# log cabin kit



## robertalan51 (Jan 1, 2011)

Hi guys, I built a real neat G scale log cabin from a kit last year. It came precut and included real stone to make a fireplace. I would like to do another one but I have no idea what company made it or where to buy another. I probably bought this one on Ebay. Does anyone know of any available G scale log cabin model kits and where a guy can buy one? thanks! Robertalan51


----------



## dieseldude (Apr 21, 2009)

Robert- Michael's Craft store sells an inexpensive ($5 or $6) log cabin. It is an unfinished decorative bird house kit. By simply adding some window glass, enlarging the doorway and painting it with exterior paint, you can have a pretty nice looking and cheap log cabin. Several people here on MLS (including myself) have kitbashed these. I added some metal roofing using the 'soda can and paper crimper trick,' replaced the included chimney with a homemade version, and added a front porch. For a few bucks each, you can't go wrong. -Kevin.


----------



## robertalan51 (Jan 1, 2011)

thanks so much kevin..........i will look into picking one up. rob


----------



## Jerry Barnes (Jan 2, 2008)

I think they are Timberline Log Cabin kits, but not sure.


----------



## robertalan51 (Jan 1, 2011)

Thanks Jerry. I tried finding timberline log cabins online but didn't have any luck. I did enjoy your website tho. 
thanks again for your response.
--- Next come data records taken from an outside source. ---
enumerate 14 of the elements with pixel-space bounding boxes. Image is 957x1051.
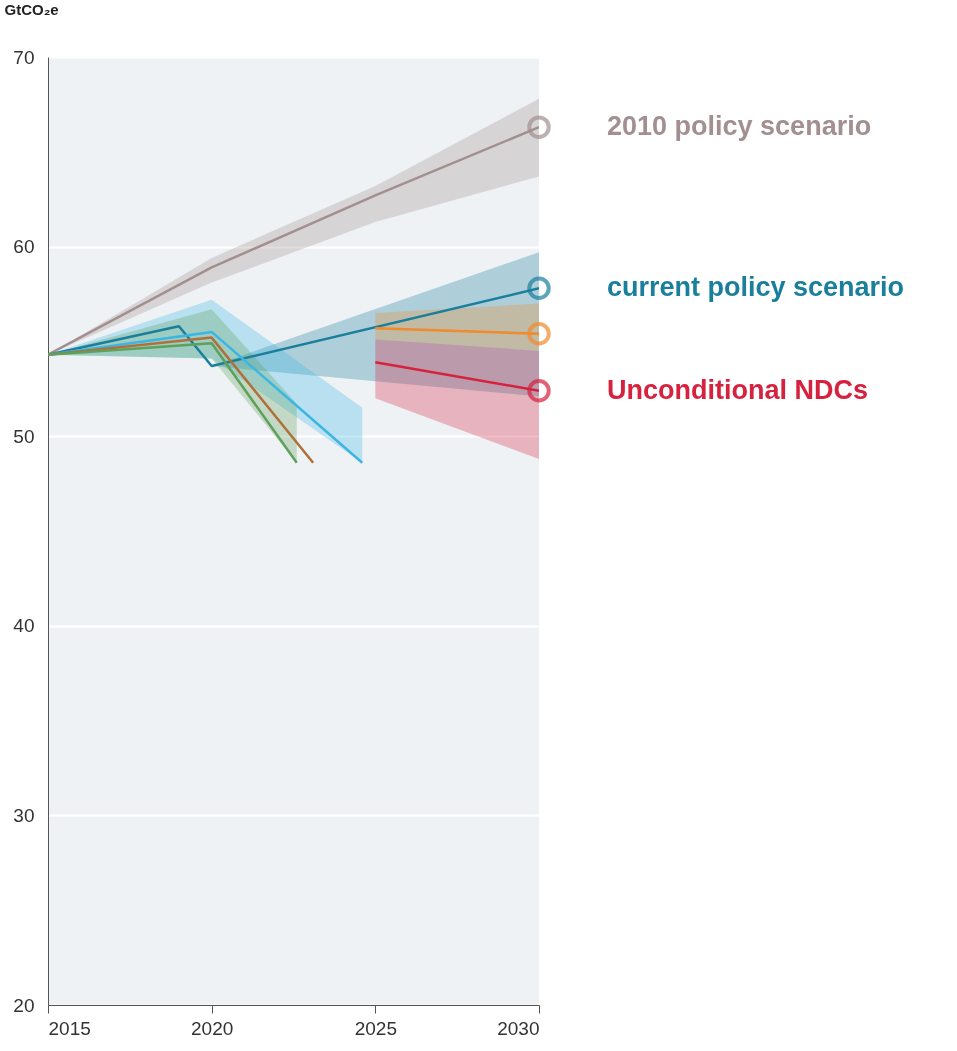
y-tick-label: 30 <box>13 804 35 826</box>
x-tick-label: 2015 <box>48 1017 91 1039</box>
y-tick-label: 40 <box>13 615 35 637</box>
y-tick-label: 60 <box>13 236 35 258</box>
y-tick-label: 70 <box>13 46 35 68</box>
x-tick-label: 2020 <box>191 1017 234 1039</box>
x-tick-label: 2030 <box>497 1017 540 1039</box>
text: 2010 policy scenario <box>607 111 872 142</box>
y-tick-label: 20 <box>13 994 35 1016</box>
text: Unconditional NDCs <box>607 374 868 405</box>
x-tick-label: 2025 <box>354 1017 397 1039</box>
text: current policy scenario <box>607 272 905 303</box>
y-tick-label: 50 <box>13 425 35 447</box>
y-axis-title: GtCO₂e <box>4 0 59 18</box>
Rob


----------



## sparrow (Jan 2, 2008)

Rob, try Rusticreplicas.com. 

Bill


----------



## Jerry Barnes (Jan 2, 2008)

I think Timberline is out of business, their web site does not work.


----------



## robertalan51 (Jan 1, 2011)

thanks Bill. 
went to the site. really neat kits but not ready to spend $80 on them . 
thanks for the info tho. 
rob


----------